At 3-kilometers in length, trains on this line are among the longest and heaviest in the world. Passenger cars are sometimes attached to the train, but more often men opt to stow away atop the hopper cars, where daytime temperatures exceed 40°C. Death from falls is common.
The Mauritania Railway: Backbone of the Sahara follows the journey of Malick, a 27 year-old merchant who relies on the train for his livelihood, even as he risks death each time he climbs aboard. Despite the danger, the train is a lifeline for Malick and the families that live along the railway’s path.
Over a two year period, the crew behind The Mauritania Railway: Backbone of the Sahara embedded themselves in the community of men and women who depend on the train for their livelihood. The result is a cinematic yet immersive glimpse into a way of life that exists nowhere else in the world.
Macgregor and his team shot this film entirely on a Sony F35 camera, which they modified with a Nikon mount in the pursuit of lightness and a wider array of available lenses. A 25-pound camera setup is far from ideal when shooting atop a moving train, but the resulting filmic quality gives audiences a view of Western Saharan landscapes that they’ve never seen before.
In addition to his career as a commercial director and cinematographer, Macgregor has also garnered praise for his narrative films. Coming on the heels of his award-winning films Similo (2014) and Los Angeles 1991 (2015), The Mauritania Railway: Backbone of the Sahara expands upon MacGregor’s ability to make a landscape, as much as any human, a character in the unfolding drama.
The Mauritania Railway: Backbone of the Sahara represents the proposed first installment of “Colliding Worlds,” a new series which explores some of the world’s most remote, harsh, and breathtaking environments, where traditional lifestyles collide with the modern world. These regions, too easily dismissed by travelers, are in fact backdrops for beautiful human pageants that play out every day.
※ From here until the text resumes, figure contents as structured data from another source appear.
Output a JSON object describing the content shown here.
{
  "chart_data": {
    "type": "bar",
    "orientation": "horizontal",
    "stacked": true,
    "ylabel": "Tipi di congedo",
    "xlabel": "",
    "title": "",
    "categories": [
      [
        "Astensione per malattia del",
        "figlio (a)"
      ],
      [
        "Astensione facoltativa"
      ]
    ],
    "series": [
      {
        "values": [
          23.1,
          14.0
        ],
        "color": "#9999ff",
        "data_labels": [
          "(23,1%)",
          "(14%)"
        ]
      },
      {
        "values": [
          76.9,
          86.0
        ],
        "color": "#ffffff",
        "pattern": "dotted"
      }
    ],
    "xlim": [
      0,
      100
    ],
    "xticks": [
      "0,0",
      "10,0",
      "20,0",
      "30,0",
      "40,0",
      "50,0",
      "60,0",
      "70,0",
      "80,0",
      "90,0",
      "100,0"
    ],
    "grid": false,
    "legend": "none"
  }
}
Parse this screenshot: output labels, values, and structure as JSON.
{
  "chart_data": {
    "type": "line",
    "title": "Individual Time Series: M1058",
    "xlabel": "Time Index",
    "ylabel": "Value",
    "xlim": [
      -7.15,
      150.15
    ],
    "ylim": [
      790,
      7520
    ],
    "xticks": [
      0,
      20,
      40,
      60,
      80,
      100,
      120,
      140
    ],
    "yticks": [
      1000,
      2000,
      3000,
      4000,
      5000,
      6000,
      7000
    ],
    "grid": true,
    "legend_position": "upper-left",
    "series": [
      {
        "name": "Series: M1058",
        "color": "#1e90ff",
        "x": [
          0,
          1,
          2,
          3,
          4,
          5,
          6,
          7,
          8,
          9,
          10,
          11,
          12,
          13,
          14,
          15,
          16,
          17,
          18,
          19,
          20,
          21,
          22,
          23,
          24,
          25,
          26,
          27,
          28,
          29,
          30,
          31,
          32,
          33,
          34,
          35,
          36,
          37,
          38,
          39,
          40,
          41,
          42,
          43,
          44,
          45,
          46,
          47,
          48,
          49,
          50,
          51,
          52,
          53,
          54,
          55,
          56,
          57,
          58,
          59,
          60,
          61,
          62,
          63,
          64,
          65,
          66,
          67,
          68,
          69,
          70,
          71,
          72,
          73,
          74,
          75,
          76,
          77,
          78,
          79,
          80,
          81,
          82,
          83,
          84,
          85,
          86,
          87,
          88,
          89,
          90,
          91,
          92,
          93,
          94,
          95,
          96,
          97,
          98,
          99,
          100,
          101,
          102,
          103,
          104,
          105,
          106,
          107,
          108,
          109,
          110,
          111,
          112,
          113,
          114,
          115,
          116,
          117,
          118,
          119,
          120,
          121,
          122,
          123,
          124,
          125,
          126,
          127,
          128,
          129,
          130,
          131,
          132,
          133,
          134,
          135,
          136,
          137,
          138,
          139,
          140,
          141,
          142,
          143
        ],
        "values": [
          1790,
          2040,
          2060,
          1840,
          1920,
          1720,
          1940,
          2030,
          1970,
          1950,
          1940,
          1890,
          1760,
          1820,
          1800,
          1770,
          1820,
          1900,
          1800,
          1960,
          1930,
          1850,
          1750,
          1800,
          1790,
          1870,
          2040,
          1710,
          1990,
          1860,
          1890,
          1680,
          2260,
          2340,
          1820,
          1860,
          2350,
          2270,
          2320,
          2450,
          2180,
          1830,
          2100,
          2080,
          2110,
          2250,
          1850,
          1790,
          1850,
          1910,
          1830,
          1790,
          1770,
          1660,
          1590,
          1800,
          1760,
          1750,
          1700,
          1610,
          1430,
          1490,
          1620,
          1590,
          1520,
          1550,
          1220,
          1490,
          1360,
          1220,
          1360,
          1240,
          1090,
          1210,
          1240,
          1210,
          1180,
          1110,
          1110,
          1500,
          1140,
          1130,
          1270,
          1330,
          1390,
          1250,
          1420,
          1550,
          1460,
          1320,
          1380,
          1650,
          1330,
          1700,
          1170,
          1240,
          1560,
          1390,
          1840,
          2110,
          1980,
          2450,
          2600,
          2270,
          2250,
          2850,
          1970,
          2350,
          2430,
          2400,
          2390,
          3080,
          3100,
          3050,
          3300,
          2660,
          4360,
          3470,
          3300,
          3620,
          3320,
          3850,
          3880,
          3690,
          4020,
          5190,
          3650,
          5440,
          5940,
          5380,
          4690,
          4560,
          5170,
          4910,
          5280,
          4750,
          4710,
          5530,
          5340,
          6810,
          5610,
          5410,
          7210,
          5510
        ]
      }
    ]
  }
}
In the back of our minds, we know these places exist but we never stop to think that human life goes on there everyday – and it goes on in fascinating ways.
The Mauritania Railway: Backbone of the Sahara is earning early praise, including the top prize for cinematography at the XVI International Film Festival of Almeria, and the jury prize for stylistic achievement and best cinematography at the Social Impact Media Awards 2018. The film is currently being shown in festivals around the world, including the Full Frame Documentary Film Festival, the Moscow International Documentary Film Festival DOKer, the 41th Grenzland-Filmtage in Germany, and Cortoespaña, among others.